Some Fringe productions exhilarate and excite you, some make you cringe and want to avoid theatre in the future altogether and then there are those that sit exactly in the middle. They don’t excite, they don’t disappoint, they just are! Opening Night of the Living Dead is the epitemy of this type of production.
Set during an amateur production of Shakespeare’s Romeo and Juliet, the play tells the story of our main two actors, their director and the lighting technicians.
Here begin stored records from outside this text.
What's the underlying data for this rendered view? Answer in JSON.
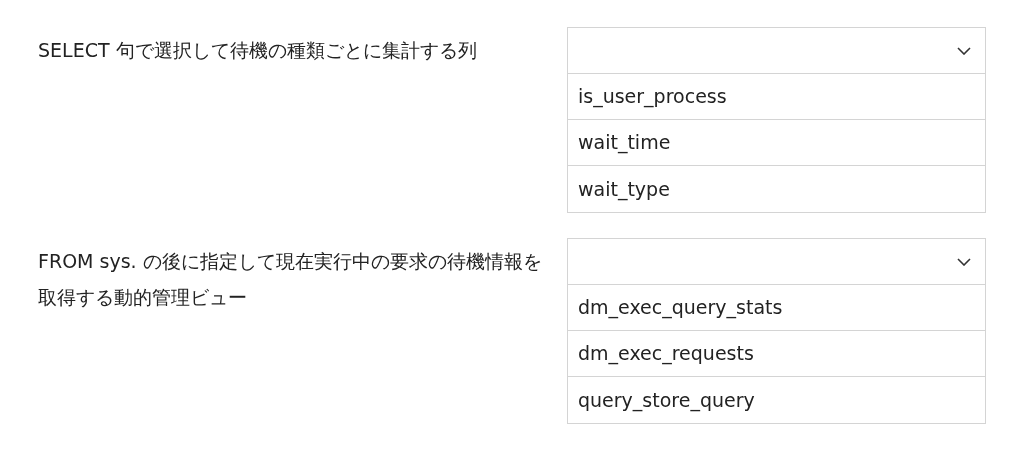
{
  "questions": [
    {
      "prompt": "SELECT 句で選択して待機の種類ごとに集計する列",
      "options": [
        {
          "label": "is_user_process",
          "selected": false
        },
        {
          "label": "wait_time",
          "selected": false
        },
        {
          "label": "wait_type",
          "selected": false
        }
      ]
    },
    {
      "prompt": "FROM sys. の後に指定して現在実行中の要求の待機情報を取得する動的管理ビュー",
      "options": [
        {
          "label": "dm_exec_query_stats",
          "selected": false
        },
        {
          "label": "dm_exec_requests",
          "selected": false
        },
        {
          "label": "query_store_query",
          "selected": false
        }
      ]
    }
  ]
}
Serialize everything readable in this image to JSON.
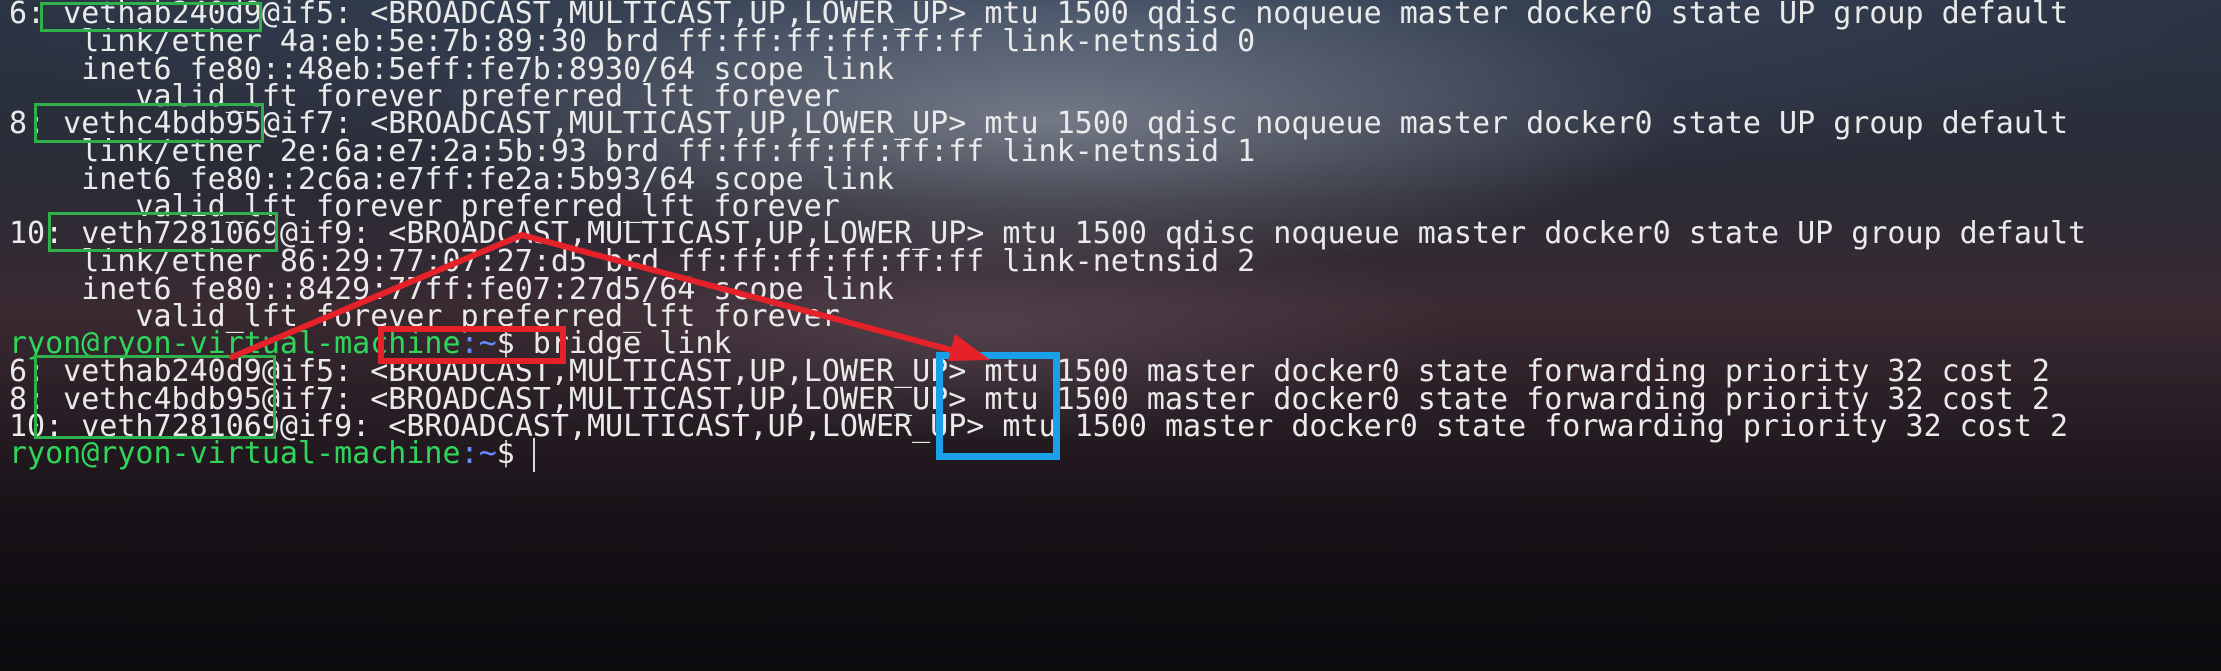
{
  "terminal": {
    "lines": [
      "6: vethab240d9@if5: <BROADCAST,MULTICAST,UP,LOWER_UP> mtu 1500 qdisc noqueue master docker0 state UP group default",
      "    link/ether 4a:eb:5e:7b:89:30 brd ff:ff:ff:ff:ff:ff link-netnsid 0",
      "    inet6 fe80::48eb:5eff:fe7b:8930/64 scope link",
      "       valid_lft forever preferred_lft forever",
      "8: vethc4bdb95@if7: <BROADCAST,MULTICAST,UP,LOWER_UP> mtu 1500 qdisc noqueue master docker0 state UP group default",
      "    link/ether 2e:6a:e7:2a:5b:93 brd ff:ff:ff:ff:ff:ff link-netnsid 1",
      "    inet6 fe80::2c6a:e7ff:fe2a:5b93/64 scope link",
      "       valid_lft forever preferred_lft forever",
      "10: veth7281069@if9: <BROADCAST,MULTICAST,UP,LOWER_UP> mtu 1500 qdisc noqueue master docker0 state UP group default",
      "    link/ether 86:29:77:07:27:d5 brd ff:ff:ff:ff:ff:ff link-netnsid 2",
      "    inet6 fe80::8429:77ff:fe07:27d5/64 scope link",
      "       valid_lft forever preferred_lft forever"
    ],
    "prompt1": {
      "user_host": "ryon@ryon-virtual-machine",
      "path": ":~",
      "sign": "$",
      "command": " bridge link"
    },
    "bridge_lines": [
      "6: vethab240d9@if5: <BROADCAST,MULTICAST,UP,LOWER_UP> mtu 1500 master docker0 state forwarding priority 32 cost 2",
      "8: vethc4bdb95@if7: <BROADCAST,MULTICAST,UP,LOWER_UP> mtu 1500 master docker0 state forwarding priority 32 cost 2",
      "10: veth7281069@if9: <BROADCAST,MULTICAST,UP,LOWER_UP> mtu 1500 master docker0 state forwarding priority 32 cost 2"
    ],
    "prompt2": {
      "user_host": "ryon@ryon-virtual-machine",
      "path": ":~",
      "sign": "$"
    }
  },
  "annotations": {
    "green": "#2fb04a",
    "red": "#e5212a",
    "blue": "#1aa0e8"
  }
}
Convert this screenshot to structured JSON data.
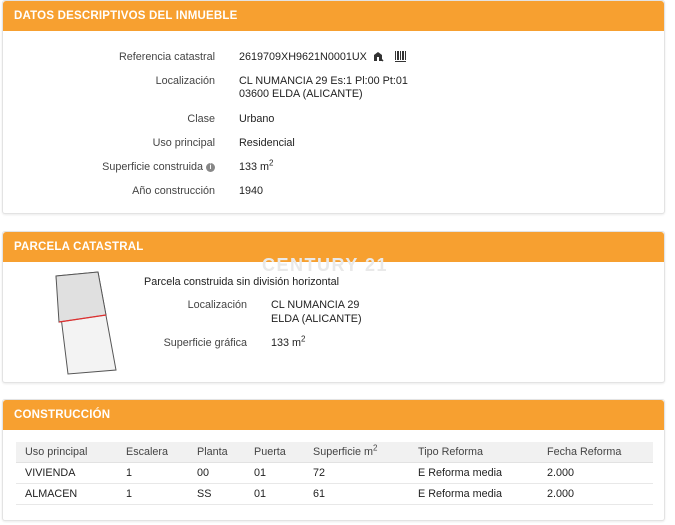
{
  "datos": {
    "title": "DATOS DESCRIPTIVOS DEL INMUEBLE",
    "fields": {
      "referencia_label": "Referencia catastral",
      "referencia_value": "2619709XH9621N0001UX",
      "localizacion_label": "Localización",
      "localizacion_line1": "CL NUMANCIA 29 Es:1 Pl:00 Pt:01",
      "localizacion_line2": "03600 ELDA (ALICANTE)",
      "clase_label": "Clase",
      "clase_value": "Urbano",
      "uso_label": "Uso principal",
      "uso_value": "Residencial",
      "superficie_label": "Superficie construida",
      "superficie_value": "133 m",
      "superficie_sup": "2",
      "ano_label": "Año construcción",
      "ano_value": "1940"
    }
  },
  "parcela": {
    "title": "PARCELA CATASTRAL",
    "desc": "Parcela construida sin división horizontal",
    "localizacion_label": "Localización",
    "localizacion_line1": "CL NUMANCIA 29",
    "localizacion_line2": "ELDA (ALICANTE)",
    "superficie_label": "Superficie gráfica",
    "superficie_value": "133 m",
    "superficie_sup": "2"
  },
  "watermark": "CENTURY 21",
  "construccion": {
    "title": "CONSTRUCCIÓN",
    "columns": [
      "Uso principal",
      "Escalera",
      "Planta",
      "Puerta",
      "Superficie m",
      "Tipo Reforma",
      "Fecha Reforma"
    ],
    "superficie_sup": "2",
    "rows": [
      [
        "VIVIENDA",
        "1",
        "00",
        "01",
        "72",
        "E Reforma media",
        "2.000"
      ],
      [
        "ALMACEN",
        "1",
        "SS",
        "01",
        "61",
        "E Reforma media",
        "2.000"
      ]
    ]
  },
  "colors": {
    "header": "#f7a030",
    "plot_fill": "#e0e0e0",
    "plot_line": "#e03030"
  },
  "icons": [
    "map-location-icon",
    "barcode-icon",
    "info-icon"
  ]
}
All is a fairly standard evening performance; one technician is bored of the production with an obvious dislike for actors as a breed while the other younger technician is in love with Juliet, not realising that he has competition in the form of the show’s director, and is trying to decide how best to engage her in a more social situation while our two lead actors are squabling backstage over whom has the best idea to improve the plays dynamics and motivation… A deadly virus in unleashed and our cast slowely sucumbs turning into flesh eating zombies, yet those unaffected must discover how to continue and finish the play.
There are some genuinely funny moments for example when the first chase scene between the zombie and our cast occurs but the repetition of this dynamic at a later stage in the play feels contrived and ultimately undermines the comic value of its first appearance. The cast convey themselves well utilising the limited space expertly but even in the small venue they do not project and at points struggle to be heard and understood fully. Overall this is a fairly light and inoffensive comedy that is enjoyable to watch.